In a peculiarly gruesome development, the noises Mrs Schiavo makes, which doctors describe as meaningless, have been interpreted by her parents as a desperate attempt to articulate the phrase, "I want to live." Her body has become a collection of signs, open to interpretation by people who claim to speak on her behalf; even her husband, dignified as his behaviour has been for the most part, has repeated a disputed conversation from years ago in which she supposedly said she would not wish to be kept alive in a vegetative state.

After 15 years, no one can really claim to speak with authority about Mrs Schiavo's wishes, as distinct from her prognosis, on which numerous doctors agree. The Pope's wishes, on the other hand, could hardly be clearer as he turns himself into a kind of living relic; in past centuries, the faithful used to compete to touch scraps of holy cloth or the bones of saints, whereas now they can all share in John Paul II's brief public appearances. Glimpses of this very sick man are being rationed in such a way as to divert attention from the power struggle behind the scenes at the Vatican, and there can be no doubt that plans have been drawn up to manage news of his death when it finally occurs, rather in the way the old Soviet Politburo behaved after the death of Stalin.

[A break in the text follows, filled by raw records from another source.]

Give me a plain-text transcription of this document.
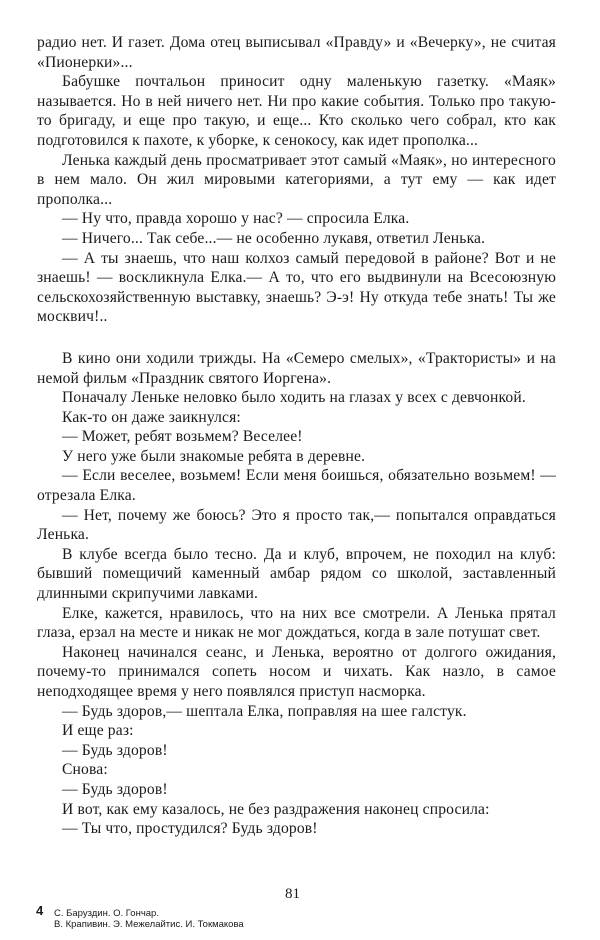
радио нет. И газет. Дома отец выписывал «Правду» и «Вечерку», не считая «Пионерки»...

Бабушке почтальон приносит одну маленькую газетку. «Маяк» называется. Но в ней ничего нет. Ни про какие события. Только про такую-то бригаду, и еще про такую, и еще... Кто сколько чего собрал, кто как подготовился к пахоте, к уборке, к сенокосу, как идет прополка...

Ленька каждый день просматривает этот самый «Маяк», но интересного в нем мало. Он жил мировыми категориями, а тут ему — как идет прополка...

— Ну что, правда хорошо у нас? — спросила Елка.

— Ничего... Так себе...— не особенно лукавя, ответил Ленька.

— А ты знаешь, что наш колхоз самый передовой в районе? Вот и не знаешь! — воскликнула Елка.— А то, что его выдвинули на Всесоюзную сельскохозяйственную выставку, знаешь? Э-э! Ну откуда тебе знать! Ты же москвич!..

В кино они ходили трижды. На «Семеро смелых», «Трактористы» и на немой фильм «Праздник святого Иоргена».

Поначалу Леньке неловко было ходить на глазах у всех с девчонкой.

Как-то он даже заикнулся:

— Может, ребят возьмем? Веселее!

У него уже были знакомые ребята в деревне.

— Если веселее, возьмем! Если меня боишься, обязательно возьмем! — отрезала Елка.

— Нет, почему же боюсь? Это я просто так,— попытался оправдаться Ленька.

В клубе всегда было тесно. Да и клуб, впрочем, не походил на клуб: бывший помещичий каменный амбар рядом со школой, заставленный длинными скрипучими лавками.

Елке, кажется, нравилось, что на них все смотрели. А Ленька прятал глаза, ерзал на месте и никак не мог дождаться, когда в зале потушат свет.

Наконец начинался сеанс, и Ленька, вероятно от долгого ожидания, почему-то принимался сопеть носом и чихать. Как назло, в самое неподходящее время у него появлялся приступ насморка.

— Будь здоров,— шептала Елка, поправляя на шее галстук.

И еще раз:

— Будь здоров!

Снова:

— Будь здоров!

И вот, как ему казалось, не без раздражения наконец спросила:

— Ты что, простудился? Будь здоров!

81
4 С. Баруздин. О. Гончар.
В. Крапивин. Э. Межелайтис. И. Токмакова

The Pope's supporters are keen to protect his legacy, which includes implacable opposition to contraception, abortion and women priests, and an insistence on clerical celibacy. This should not be too difficult, since 97 per cent of the 120 cardinals who are eligible to vote are his appointees. But they will have to decide questions of ethnic origin - is this the moment for an African Pope, from the most conservative wing of the church, or would such a result be divisive? - and grapple with the paradox that choosing a younger man, which would defuse charges that the church is a gerontocracy, could lead them back into the position they currently find themselves in.

Few observers imagined, when John Paul II was elected in 1978, that he would still be Pope in the 21st century. This is a problem not just for the Catholic church but for other institutions whose head has no retirement age, such as hereditary monarchies and the US Supreme Court; the Pope is only six years older than the present Queen and four years older than the Chief Justice of the US, William H Renquist, who recently returned to the bench after a serious illness. It is one thing to argue against an arbitrary retirement age for older people who are fit and well, and quite another to suggest that they should stay in their jobs until they expire, no matter how poor their health.

It cannot be denied that the Pope's approaching demise, and Mrs Schiavo's, have been framed by a grisly sentimentality and with nakedly political purpose. At least John Paul II will be allowed to pass his last moments in private, but some right-to-lifers believe Mrs Schiavo's should be shown on TV. Neither of these sagas tells us much about death, but they are a reminder of the power of spectacle and its capacity to turn us into unwilling voyeurs.